# high density loads



## rugershooter1234 (Apr 24, 2005)

is the new high density loads and hevi shot worth the price.


----------



## Militant_Tiger (Feb 23, 2004)

From everything that i've heard, its definately worth it but you might be able to load them yourself for a good bit less.


----------



## goose killer (Mar 26, 2004)

It is worth it in some ways if you can't get the birds within 20-40 then i would use it but it could get expensive. Don't buy in case you have to because it is so expensive and it is not the best.


----------



## oklahomawatrfwlr (Jan 31, 2005)

:withstupid:


----------



## BandHunter (Dec 17, 2003)

There is no comparison, the stuff kills better. Is it worth the money? I believe so.. The Bismuth and Hevi Shot loads are the best out there, I would say the edge goes to Hevi Shot.. I myself can not afford to shoot more then a few boxes a year..If I did have that kind of disposible income that is what I would take to shoot all the time.,Just comes down to if you have the money or not..Just my 2 cents..
Bandhunter


----------



## jhegg (May 29, 2004)

It just depends if you want to buy your feed oats before or after they have been through the horse. :-?


----------



## jeep_guy_4x4 (Apr 11, 2005)

They are specially buffered to ensure a tight pattern, and the superior lethality of Hevi shot pellets lets you shoot a smaller pellet size in order to send substantially more pellets after your bird.

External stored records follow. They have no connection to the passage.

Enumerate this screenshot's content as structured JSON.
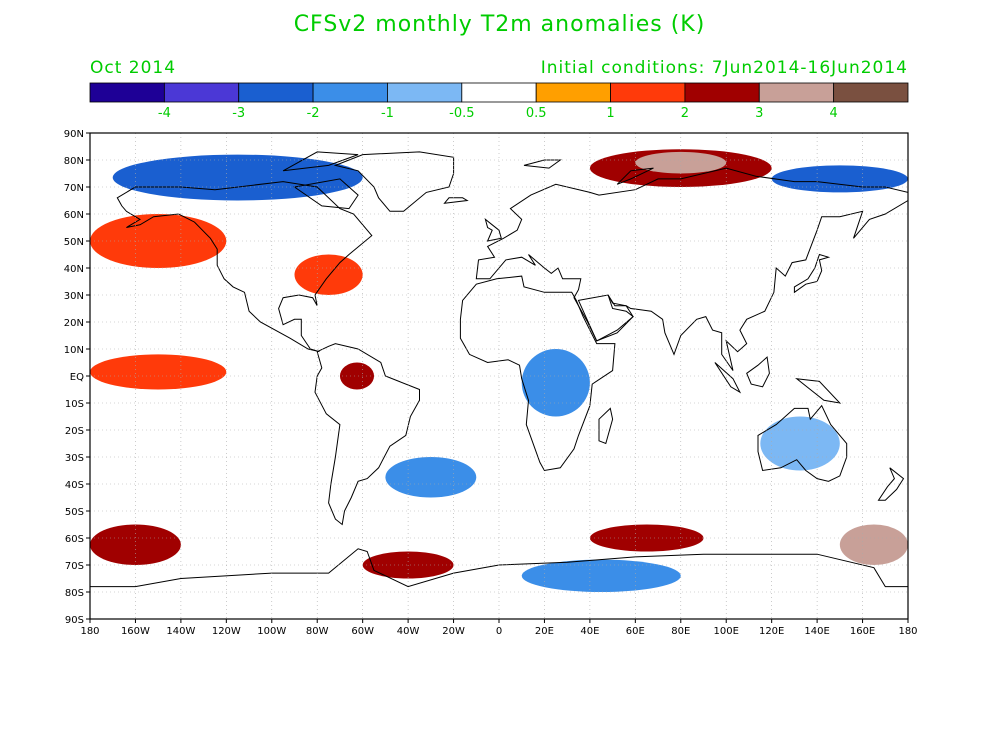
{
  "title": "CFSv2 monthly T2m anomalies (K)",
  "valid_month": "Oct 2014",
  "initial_conditions": "Initial conditions: 7Jun2014-16Jun2014",
  "colors": {
    "label_green": "#00cc00",
    "coastline": "#000000",
    "grid": "#aaaaaa"
  },
  "colorbar": {
    "boxes": [
      {
        "color": "#1e0096"
      },
      {
        "color": "#4b38d6"
      },
      {
        "color": "#1a5fd0"
      },
      {
        "color": "#3b8ee8"
      },
      {
        "color": "#7cb8f4"
      },
      {
        "color": "#ffffff"
      },
      {
        "color": "#ff9f00"
      },
      {
        "color": "#ff3a0a"
      },
      {
        "color": "#a00000"
      },
      {
        "color": "#c8a098"
      },
      {
        "color": "#7a5040"
      }
    ],
    "tick_labels": [
      "-4",
      "-3",
      "-2",
      "-1",
      "-0.5",
      "0.5",
      "1",
      "2",
      "3",
      "4"
    ]
  },
  "axes": {
    "lat_labels": [
      "90N",
      "80N",
      "70N",
      "60N",
      "50N",
      "40N",
      "30N",
      "20N",
      "10N",
      "EQ",
      "10S",
      "20S",
      "30S",
      "40S",
      "50S",
      "60S",
      "70S",
      "80S",
      "90S"
    ],
    "lon_labels": [
      "180",
      "160W",
      "140W",
      "120W",
      "100W",
      "80W",
      "60W",
      "40W",
      "20W",
      "0",
      "20E",
      "40E",
      "60E",
      "80E",
      "100E",
      "120E",
      "140E",
      "160E",
      "180"
    ]
  },
  "anomaly_regions": [
    {
      "name": "arctic-warm-siberia",
      "class": "2",
      "lon": [
        40,
        120
      ],
      "lat": [
        70,
        84
      ]
    },
    {
      "name": "arctic-strong-warm",
      "class": "3",
      "lon": [
        60,
        100
      ],
      "lat": [
        75,
        83
      ]
    },
    {
      "name": "arctic-cold-canada",
      "class": "-2",
      "lon": [
        -170,
        -60
      ],
      "lat": [
        65,
        82
      ]
    },
    {
      "name": "arctic-cold-east-siberia",
      "class": "-2",
      "lon": [
        120,
        180
      ],
      "lat": [
        68,
        78
      ]
    },
    {
      "name": "north-pacific-warm",
      "class": "1",
      "lon": [
        -180,
        -120
      ],
      "lat": [
        40,
        60
      ]
    },
    {
      "name": "us-east-warm",
      "class": "1",
      "lon": [
        -90,
        -60
      ],
      "lat": [
        30,
        45
      ]
    },
    {
      "name": "tropical-pacific-warm",
      "class": "1",
      "lon": [
        -180,
        -120
      ],
      "lat": [
        -5,
        8
      ]
    },
    {
      "name": "amazon-warm",
      "class": "2",
      "lon": [
        -70,
        -55
      ],
      "lat": [
        -5,
        5
      ]
    },
    {
      "name": "africa-cold",
      "class": "-1",
      "lon": [
        10,
        40
      ],
      "lat": [
        -15,
        10
      ]
    },
    {
      "name": "south-atlantic-cold",
      "class": "-1",
      "lon": [
        -50,
        -10
      ],
      "lat": [
        -45,
        -30
      ]
    },
    {
      "name": "australia-cold",
      "class": "-0.5",
      "lon": [
        115,
        150
      ],
      "lat": [
        -35,
        -15
      ]
    },
    {
      "name": "southern-ocean-warm-pacific",
      "class": "2",
      "lon": [
        -180,
        -140
      ],
      "lat": [
        -70,
        -55
      ]
    },
    {
      "name": "southern-ocean-warm-indian",
      "class": "2",
      "lon": [
        40,
        90
      ],
      "lat": [
        -65,
        -55
      ]
    },
    {
      "name": "southern-ocean-warm-east",
      "class": "3",
      "lon": [
        150,
        180
      ],
      "lat": [
        -70,
        -55
      ]
    },
    {
      "name": "antarctic-cold",
      "class": "-1",
      "lon": [
        10,
        80
      ],
      "lat": [
        -80,
        -68
      ]
    },
    {
      "name": "weddell-warm",
      "class": "2",
      "lon": [
        -60,
        -20
      ],
      "lat": [
        -75,
        -65
      ]
    }
  ]
}
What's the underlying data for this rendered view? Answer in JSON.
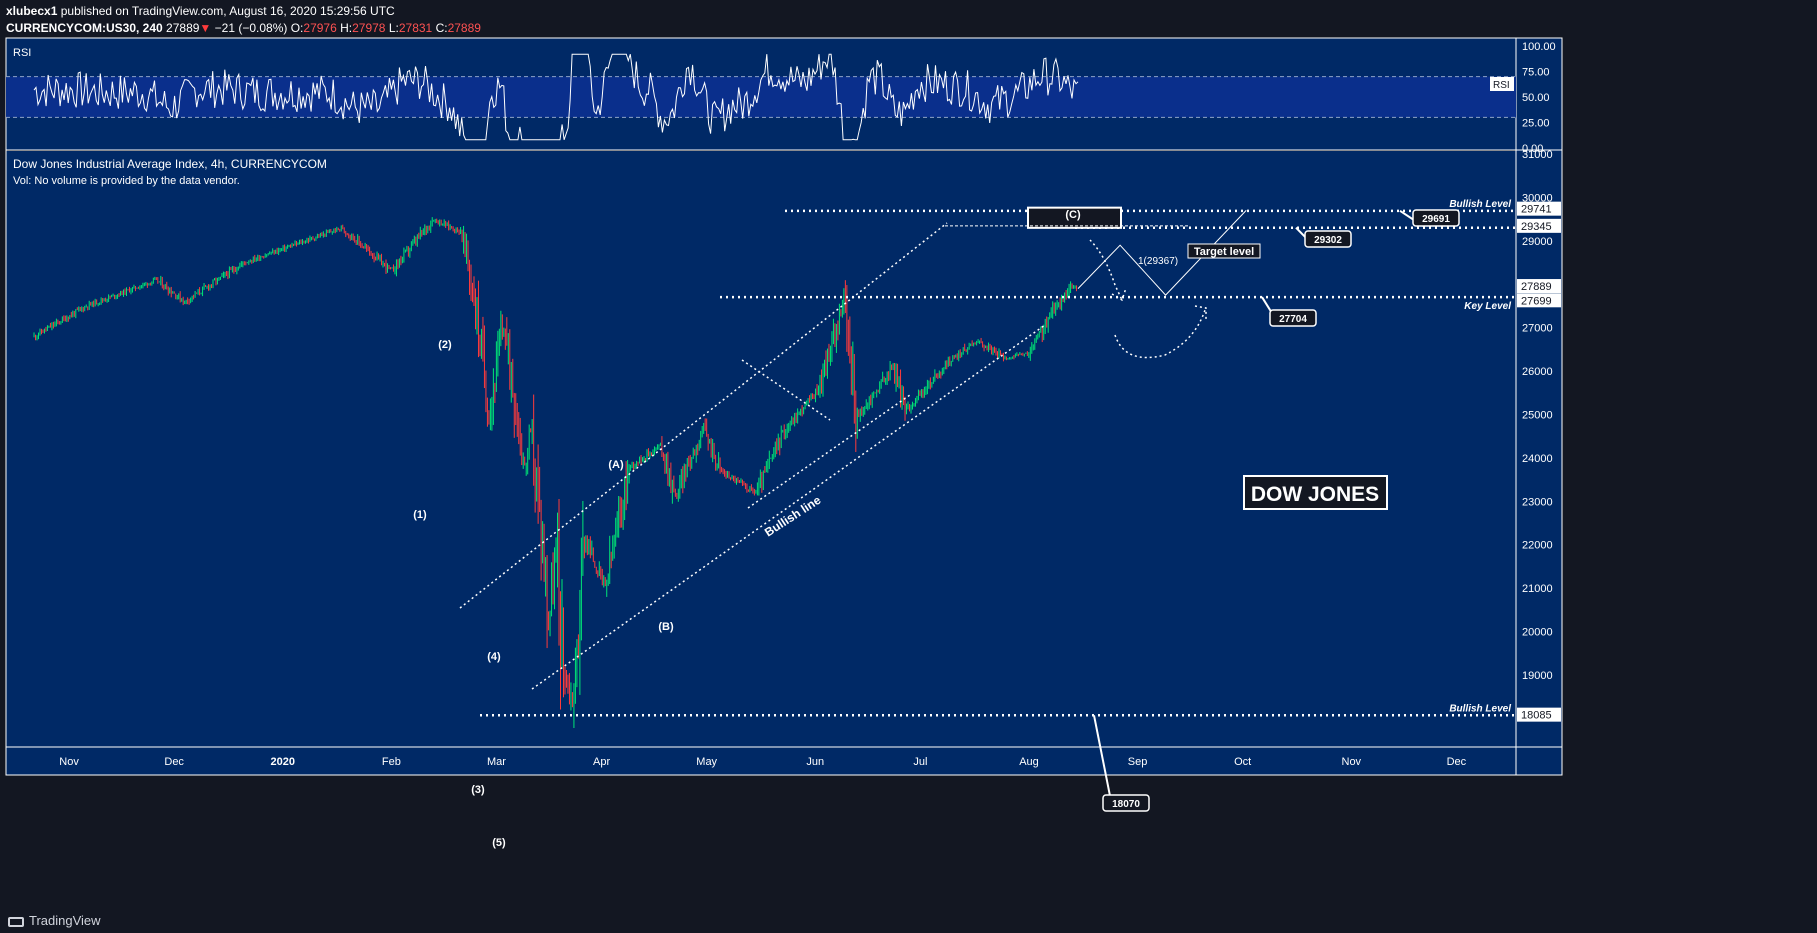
{
  "header": {
    "author": "xlubecx1",
    "published": "published on TradingView.com, August 16, 2020 15:29:56 UTC",
    "symbol": "CURRENCYCOM:US30, 240",
    "last": "27889",
    "change": "−21 (−0.08%)",
    "open_label": "O:",
    "open": "27976",
    "high_label": "H:",
    "high": "27978",
    "low_label": "L:",
    "low": "27831",
    "close_label": "C:",
    "close": "27889"
  },
  "footer": {
    "brand": "TradingView"
  },
  "colors": {
    "background": "#002966",
    "panel_border": "#ffffff",
    "rsi_band": "#0a2f8c",
    "candle_up": "#00e676",
    "candle_down": "#ff3b3b",
    "annotation": "#ffffff"
  },
  "chart_data": {
    "type": "candlestick",
    "title": "Dow Jones Industrial Average Index, 4h, CURRENCYCOM",
    "volume_note": "Vol: No volume is provided by the data vendor.",
    "x_ticks": [
      "Nov",
      "Dec",
      "2020",
      "Feb",
      "Mar",
      "Apr",
      "May",
      "Jun",
      "Jul",
      "Aug",
      "Sep",
      "Oct",
      "Nov",
      "Dec"
    ],
    "y_ticks": [
      19000,
      20000,
      21000,
      22000,
      23000,
      24000,
      25000,
      26000,
      27000,
      28000,
      29000,
      30000,
      31000
    ],
    "ylim": [
      17300,
      31000
    ],
    "price_labels": [
      "29741",
      "29345",
      "27889",
      "27699",
      "18085"
    ],
    "price_path": [
      [
        "2019-10-21",
        26800
      ],
      [
        "2019-11-05",
        27500
      ],
      [
        "2019-11-25",
        28100
      ],
      [
        "2019-12-03",
        27600
      ],
      [
        "2019-12-20",
        28500
      ],
      [
        "2020-01-17",
        29300
      ],
      [
        "2020-01-31",
        28300
      ],
      [
        "2020-02-12",
        29500
      ],
      [
        "2020-02-20",
        29200
      ],
      [
        "2020-02-24",
        27500
      ],
      [
        "2020-02-28",
        25000
      ],
      [
        "2020-03-03",
        27100
      ],
      [
        "2020-03-09",
        23800
      ],
      [
        "2020-03-11",
        24600
      ],
      [
        "2020-03-16",
        20300
      ],
      [
        "2020-03-18",
        21800
      ],
      [
        "2020-03-20",
        19200
      ],
      [
        "2020-03-23",
        18300
      ],
      [
        "2020-03-26",
        22200
      ],
      [
        "2020-04-01",
        21000
      ],
      [
        "2020-04-08",
        23800
      ],
      [
        "2020-04-17",
        24300
      ],
      [
        "2020-04-21",
        23100
      ],
      [
        "2020-04-29",
        24700
      ],
      [
        "2020-05-04",
        23700
      ],
      [
        "2020-05-14",
        23200
      ],
      [
        "2020-05-22",
        24600
      ],
      [
        "2020-06-01",
        25600
      ],
      [
        "2020-06-08",
        27600
      ],
      [
        "2020-06-12",
        24900
      ],
      [
        "2020-06-22",
        26100
      ],
      [
        "2020-06-26",
        25100
      ],
      [
        "2020-07-08",
        26200
      ],
      [
        "2020-07-16",
        26700
      ],
      [
        "2020-07-24",
        26300
      ],
      [
        "2020-07-31",
        26400
      ],
      [
        "2020-08-07",
        27400
      ],
      [
        "2020-08-12",
        27950
      ],
      [
        "2020-08-14",
        27889
      ]
    ],
    "rsi": {
      "label": "RSI",
      "y_ticks": [
        "100.00",
        "75.00",
        "50.00",
        "25.00",
        "0.00"
      ],
      "overbought": 70,
      "oversold": 30,
      "last_label": "RSI"
    },
    "levels": [
      {
        "price": 29691,
        "callout": "29691",
        "tag": "Bullish Level"
      },
      {
        "price": 29302,
        "callout": "29302",
        "tag": ""
      },
      {
        "price": 27704,
        "callout": "27704",
        "tag": "Key Level"
      },
      {
        "price": 18070,
        "callout": "18070",
        "tag": "Bullish Level"
      }
    ],
    "annotations": {
      "target_level": "Target level",
      "fib": "1(29367)",
      "bullish_line": "Bullish line",
      "watermark": "DOW JONES",
      "waves": [
        "(1)",
        "(2)",
        "(3)",
        "(4)",
        "(5)",
        "(A)",
        "(B)",
        "(C)"
      ]
    },
    "projection": [
      [
        "2020-08-14",
        27900
      ],
      [
        "2020-08-26",
        28900
      ],
      [
        "2020-09-08",
        27750
      ],
      [
        "2020-10-01",
        29700
      ]
    ]
  }
}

example I used to shoot a 12 guage #4 3" mag with 161 pellets....

Now I shoot a 12 guage #6 3" mag and send 297 pellets down range.....

@ 40 yards the Hevi shot retains 70% of the pellets...thats 202 pellets....

steel doen't retain and pattern as well..even if it did retain up to 70% at 40 yards you would only have 112 pellets.....

this was my main reason to switch...I didn't switch because I want to pop ducks beyond 35 yards....

Next best thing to lead.....


----------



## jhegg (May 29, 2004)

jeep guy, 
best thing besides lead :beer:


----------